Methods: A self-administered, anonymous questionnaire was distributed to patients visiting a community pharmacy in Eye, Suffolk, United Kingdom between July and August, 2015. The main inclusion criterion was living in a rural area. Comparisons were performed using chi-square tests and logistic regression.
Results: The study included 103 respondents: 70 women (69.0%) and 33 men (32.0%), aged 16–85 years. Most respondents declared the primary tasks of a community pharmacy were dispensing medicines (86.4% of respondents) and repeat dispensing (72.8% of respondents). Additionally, 23.3% of respondents treated minor ailments at the pharmacy, including bacterial/viral infections, minor injuries, stomach problems, and allergies. The Medicines Use Review service was the only advanced service used in this pharmacy (12.6% of respondents), primarily by men. Younger patients were more familiar with the term of pharmaceutical care (p<0.05; OR=0.33).

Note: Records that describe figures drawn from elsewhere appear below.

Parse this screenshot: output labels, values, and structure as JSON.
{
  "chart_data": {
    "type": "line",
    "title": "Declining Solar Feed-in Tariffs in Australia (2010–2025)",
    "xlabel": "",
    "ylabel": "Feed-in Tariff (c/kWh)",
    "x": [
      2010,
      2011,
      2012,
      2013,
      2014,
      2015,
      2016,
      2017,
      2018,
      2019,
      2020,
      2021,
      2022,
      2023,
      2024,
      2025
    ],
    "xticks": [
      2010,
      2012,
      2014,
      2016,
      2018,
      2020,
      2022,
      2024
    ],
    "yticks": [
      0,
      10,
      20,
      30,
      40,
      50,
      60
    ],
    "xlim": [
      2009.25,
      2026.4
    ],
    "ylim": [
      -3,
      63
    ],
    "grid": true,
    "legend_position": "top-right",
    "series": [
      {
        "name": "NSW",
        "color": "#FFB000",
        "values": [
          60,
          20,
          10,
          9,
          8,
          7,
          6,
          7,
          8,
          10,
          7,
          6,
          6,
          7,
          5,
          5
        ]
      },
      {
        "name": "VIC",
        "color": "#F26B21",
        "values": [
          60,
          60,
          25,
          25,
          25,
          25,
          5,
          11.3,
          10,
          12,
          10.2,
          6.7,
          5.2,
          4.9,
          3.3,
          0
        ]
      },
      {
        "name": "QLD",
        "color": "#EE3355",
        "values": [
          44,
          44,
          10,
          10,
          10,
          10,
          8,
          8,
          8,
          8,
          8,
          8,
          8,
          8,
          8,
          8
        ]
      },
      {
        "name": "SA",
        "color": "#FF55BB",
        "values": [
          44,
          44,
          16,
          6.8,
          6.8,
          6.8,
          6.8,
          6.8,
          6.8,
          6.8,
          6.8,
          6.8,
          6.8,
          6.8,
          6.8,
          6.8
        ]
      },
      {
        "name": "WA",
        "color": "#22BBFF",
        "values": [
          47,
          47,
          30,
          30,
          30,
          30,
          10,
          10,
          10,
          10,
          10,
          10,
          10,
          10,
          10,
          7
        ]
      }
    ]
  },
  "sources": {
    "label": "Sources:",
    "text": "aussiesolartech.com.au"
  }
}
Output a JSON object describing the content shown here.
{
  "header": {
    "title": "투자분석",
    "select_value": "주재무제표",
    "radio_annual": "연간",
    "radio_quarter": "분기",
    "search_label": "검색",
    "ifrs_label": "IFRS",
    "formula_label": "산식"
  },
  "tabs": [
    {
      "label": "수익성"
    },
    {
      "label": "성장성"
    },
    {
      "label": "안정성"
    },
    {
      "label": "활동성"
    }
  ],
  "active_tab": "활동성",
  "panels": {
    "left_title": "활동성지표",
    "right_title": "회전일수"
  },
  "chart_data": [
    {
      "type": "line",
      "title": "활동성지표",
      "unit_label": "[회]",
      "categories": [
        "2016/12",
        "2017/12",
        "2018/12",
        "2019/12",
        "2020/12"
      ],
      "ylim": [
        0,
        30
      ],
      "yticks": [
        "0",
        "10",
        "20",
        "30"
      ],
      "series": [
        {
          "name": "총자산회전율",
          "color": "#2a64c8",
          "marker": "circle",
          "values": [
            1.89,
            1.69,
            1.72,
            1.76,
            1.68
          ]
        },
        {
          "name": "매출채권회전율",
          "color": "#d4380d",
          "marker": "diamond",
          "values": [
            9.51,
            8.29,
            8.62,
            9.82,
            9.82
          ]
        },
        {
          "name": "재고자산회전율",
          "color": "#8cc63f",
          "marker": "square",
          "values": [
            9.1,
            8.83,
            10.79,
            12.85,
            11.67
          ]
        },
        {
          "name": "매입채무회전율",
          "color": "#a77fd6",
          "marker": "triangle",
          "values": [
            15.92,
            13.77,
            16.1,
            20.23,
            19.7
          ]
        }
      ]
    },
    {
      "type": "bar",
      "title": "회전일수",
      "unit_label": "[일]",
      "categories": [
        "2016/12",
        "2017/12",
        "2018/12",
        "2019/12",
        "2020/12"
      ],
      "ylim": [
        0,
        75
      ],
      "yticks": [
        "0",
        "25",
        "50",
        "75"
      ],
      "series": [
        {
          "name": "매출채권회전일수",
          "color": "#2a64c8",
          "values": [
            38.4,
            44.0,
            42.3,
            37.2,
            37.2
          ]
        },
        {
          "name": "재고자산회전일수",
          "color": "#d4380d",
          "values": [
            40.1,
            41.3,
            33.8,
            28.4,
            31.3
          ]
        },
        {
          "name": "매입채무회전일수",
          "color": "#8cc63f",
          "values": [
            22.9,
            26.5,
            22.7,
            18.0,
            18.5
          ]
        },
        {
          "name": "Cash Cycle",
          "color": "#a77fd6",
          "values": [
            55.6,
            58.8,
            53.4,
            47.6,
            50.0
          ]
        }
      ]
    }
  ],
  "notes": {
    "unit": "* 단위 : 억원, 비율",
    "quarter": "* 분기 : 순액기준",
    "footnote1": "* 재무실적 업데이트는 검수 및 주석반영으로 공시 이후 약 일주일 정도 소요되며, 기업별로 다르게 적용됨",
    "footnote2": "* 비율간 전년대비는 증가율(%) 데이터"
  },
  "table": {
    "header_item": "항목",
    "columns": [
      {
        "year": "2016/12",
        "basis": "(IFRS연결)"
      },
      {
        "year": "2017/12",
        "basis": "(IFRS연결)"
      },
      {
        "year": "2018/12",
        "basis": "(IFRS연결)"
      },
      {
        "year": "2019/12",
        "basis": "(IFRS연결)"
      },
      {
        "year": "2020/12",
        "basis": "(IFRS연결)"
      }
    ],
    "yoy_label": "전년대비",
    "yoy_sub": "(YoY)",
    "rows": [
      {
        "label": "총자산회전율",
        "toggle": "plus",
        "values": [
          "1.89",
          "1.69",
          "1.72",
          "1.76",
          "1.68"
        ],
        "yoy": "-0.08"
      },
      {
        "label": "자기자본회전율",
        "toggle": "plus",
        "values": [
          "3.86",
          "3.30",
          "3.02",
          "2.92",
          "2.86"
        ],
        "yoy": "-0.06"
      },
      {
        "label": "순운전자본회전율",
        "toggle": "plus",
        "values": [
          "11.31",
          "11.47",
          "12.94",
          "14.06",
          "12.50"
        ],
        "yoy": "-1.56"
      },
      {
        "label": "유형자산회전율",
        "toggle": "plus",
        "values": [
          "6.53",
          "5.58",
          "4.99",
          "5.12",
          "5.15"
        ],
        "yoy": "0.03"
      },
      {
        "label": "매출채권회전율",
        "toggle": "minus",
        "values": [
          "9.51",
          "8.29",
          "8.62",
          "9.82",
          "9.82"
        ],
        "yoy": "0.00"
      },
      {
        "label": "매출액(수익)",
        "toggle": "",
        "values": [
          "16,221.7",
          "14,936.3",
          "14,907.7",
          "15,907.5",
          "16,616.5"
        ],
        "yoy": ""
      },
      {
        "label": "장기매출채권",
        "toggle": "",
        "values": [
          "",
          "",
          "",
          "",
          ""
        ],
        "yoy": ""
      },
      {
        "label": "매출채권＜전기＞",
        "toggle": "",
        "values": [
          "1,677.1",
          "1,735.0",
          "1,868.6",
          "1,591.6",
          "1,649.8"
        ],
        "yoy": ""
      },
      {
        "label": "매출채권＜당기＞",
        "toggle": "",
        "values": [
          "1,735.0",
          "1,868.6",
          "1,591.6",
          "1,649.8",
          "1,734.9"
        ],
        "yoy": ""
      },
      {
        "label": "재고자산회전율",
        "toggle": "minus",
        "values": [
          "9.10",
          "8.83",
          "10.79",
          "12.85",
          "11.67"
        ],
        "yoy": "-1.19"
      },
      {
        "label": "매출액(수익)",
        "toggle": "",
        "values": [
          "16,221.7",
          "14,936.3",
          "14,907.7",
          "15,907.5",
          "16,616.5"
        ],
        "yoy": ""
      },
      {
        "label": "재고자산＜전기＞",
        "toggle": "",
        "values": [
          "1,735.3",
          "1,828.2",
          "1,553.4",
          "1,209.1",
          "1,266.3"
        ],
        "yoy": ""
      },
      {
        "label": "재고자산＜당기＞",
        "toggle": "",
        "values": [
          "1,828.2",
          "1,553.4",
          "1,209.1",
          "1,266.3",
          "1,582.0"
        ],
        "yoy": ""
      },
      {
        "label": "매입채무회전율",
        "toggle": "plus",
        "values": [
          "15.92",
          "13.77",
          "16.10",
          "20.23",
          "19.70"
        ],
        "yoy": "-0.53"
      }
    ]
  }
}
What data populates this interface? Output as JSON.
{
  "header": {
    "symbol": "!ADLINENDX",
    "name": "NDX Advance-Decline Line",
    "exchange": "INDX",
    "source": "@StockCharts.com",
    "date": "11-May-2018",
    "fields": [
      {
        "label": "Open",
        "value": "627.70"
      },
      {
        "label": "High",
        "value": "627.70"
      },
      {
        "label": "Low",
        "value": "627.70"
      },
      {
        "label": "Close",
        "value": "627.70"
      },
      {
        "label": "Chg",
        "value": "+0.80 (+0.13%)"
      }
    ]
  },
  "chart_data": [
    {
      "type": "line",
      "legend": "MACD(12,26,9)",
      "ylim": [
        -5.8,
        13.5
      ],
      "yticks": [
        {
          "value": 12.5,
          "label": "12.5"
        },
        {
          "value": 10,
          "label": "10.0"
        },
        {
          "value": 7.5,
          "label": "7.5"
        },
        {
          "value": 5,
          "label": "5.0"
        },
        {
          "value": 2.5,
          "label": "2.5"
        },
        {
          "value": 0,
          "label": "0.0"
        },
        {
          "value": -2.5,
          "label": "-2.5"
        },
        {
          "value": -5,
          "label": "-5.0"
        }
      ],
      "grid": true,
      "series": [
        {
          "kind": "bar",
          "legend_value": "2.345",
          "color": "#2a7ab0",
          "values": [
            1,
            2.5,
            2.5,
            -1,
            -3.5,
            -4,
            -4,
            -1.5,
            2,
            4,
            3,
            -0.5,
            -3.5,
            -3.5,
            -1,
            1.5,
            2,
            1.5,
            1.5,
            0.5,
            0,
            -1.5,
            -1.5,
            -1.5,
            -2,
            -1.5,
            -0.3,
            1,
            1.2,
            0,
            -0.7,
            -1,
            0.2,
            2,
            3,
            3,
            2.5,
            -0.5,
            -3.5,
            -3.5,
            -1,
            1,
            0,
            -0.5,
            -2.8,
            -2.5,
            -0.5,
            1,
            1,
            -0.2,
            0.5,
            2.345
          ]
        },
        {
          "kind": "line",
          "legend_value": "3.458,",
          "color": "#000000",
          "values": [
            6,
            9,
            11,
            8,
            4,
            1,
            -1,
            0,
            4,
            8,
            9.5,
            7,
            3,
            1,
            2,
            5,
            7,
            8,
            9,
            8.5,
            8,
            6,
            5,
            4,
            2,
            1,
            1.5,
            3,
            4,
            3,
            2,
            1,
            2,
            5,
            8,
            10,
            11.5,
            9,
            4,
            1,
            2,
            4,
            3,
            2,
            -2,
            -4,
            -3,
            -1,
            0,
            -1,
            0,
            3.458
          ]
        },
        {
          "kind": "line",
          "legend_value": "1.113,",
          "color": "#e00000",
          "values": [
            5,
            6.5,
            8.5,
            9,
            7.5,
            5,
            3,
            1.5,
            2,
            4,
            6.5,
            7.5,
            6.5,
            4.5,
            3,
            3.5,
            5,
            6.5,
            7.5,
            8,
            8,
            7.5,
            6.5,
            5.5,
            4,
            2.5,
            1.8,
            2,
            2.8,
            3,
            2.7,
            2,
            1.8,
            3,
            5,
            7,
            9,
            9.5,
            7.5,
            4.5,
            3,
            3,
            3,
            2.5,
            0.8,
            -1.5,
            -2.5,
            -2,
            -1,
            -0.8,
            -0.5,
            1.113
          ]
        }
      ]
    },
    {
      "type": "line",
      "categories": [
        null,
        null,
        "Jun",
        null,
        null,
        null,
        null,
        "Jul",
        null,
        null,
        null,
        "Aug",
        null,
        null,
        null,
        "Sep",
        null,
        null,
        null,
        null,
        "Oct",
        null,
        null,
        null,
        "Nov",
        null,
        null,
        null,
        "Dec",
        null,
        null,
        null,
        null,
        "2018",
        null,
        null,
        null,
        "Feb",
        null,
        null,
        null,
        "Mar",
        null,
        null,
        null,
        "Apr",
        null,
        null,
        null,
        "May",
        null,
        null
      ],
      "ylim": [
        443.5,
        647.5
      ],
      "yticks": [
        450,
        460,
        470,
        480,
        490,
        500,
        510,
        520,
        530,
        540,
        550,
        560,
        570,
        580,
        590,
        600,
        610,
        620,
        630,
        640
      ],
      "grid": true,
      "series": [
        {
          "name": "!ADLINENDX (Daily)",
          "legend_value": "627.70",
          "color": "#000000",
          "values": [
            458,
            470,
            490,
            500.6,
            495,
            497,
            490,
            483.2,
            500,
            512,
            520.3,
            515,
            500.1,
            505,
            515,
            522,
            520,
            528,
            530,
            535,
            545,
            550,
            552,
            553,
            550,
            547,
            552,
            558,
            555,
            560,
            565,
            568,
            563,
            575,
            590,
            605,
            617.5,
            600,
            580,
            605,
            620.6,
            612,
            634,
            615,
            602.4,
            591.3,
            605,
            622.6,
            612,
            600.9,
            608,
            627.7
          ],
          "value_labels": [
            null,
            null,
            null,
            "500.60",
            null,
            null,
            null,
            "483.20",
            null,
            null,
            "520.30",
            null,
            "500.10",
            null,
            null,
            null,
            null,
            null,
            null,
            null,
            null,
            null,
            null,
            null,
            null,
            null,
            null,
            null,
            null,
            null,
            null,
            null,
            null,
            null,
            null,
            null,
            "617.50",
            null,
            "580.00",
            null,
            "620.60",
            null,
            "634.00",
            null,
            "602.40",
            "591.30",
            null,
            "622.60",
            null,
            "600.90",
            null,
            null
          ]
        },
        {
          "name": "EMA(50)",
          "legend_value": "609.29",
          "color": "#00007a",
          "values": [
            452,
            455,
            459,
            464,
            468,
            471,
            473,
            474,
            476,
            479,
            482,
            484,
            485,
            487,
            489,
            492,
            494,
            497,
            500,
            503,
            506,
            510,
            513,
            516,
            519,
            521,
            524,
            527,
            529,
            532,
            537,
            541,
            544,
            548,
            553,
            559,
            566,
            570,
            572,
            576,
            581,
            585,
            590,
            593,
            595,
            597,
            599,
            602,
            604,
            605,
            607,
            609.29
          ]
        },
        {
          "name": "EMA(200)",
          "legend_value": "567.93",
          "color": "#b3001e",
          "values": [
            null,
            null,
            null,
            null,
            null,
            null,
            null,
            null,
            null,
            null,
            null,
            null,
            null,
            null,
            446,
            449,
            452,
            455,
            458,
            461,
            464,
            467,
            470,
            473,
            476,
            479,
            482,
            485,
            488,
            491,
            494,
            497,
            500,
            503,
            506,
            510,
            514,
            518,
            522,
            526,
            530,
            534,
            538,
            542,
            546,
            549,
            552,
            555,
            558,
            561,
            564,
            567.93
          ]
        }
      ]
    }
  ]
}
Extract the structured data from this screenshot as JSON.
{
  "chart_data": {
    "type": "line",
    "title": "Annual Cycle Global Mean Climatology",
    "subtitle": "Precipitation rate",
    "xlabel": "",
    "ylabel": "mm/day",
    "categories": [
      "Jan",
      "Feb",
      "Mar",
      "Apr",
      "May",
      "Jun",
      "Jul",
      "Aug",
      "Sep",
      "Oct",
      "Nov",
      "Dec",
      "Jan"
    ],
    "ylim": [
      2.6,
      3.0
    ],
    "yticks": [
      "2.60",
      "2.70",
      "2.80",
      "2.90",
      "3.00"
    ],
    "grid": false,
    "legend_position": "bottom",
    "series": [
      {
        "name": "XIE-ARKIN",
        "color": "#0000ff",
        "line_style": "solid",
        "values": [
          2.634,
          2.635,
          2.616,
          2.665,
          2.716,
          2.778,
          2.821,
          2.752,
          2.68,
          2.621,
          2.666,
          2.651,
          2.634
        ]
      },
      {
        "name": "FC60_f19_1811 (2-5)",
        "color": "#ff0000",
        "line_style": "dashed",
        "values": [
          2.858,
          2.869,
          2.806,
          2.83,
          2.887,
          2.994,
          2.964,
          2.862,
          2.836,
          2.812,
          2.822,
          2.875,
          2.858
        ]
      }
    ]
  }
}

Conclusions: Only a few pharmaceutical services are utilized by people living in rural areas in the UK, namely prescription dispensing, repeat dispensing, and sale of medications that support self-care for minor ailments. We found an overall poor awareness of the expanded variety of pharmaceutical services encouraged by the community pharmacy contract introduced in the UK in 2005. Therefore, politicians, pharmacists, and pharmacy experts should actively promote these advanced pharmaceutical services in rural areas.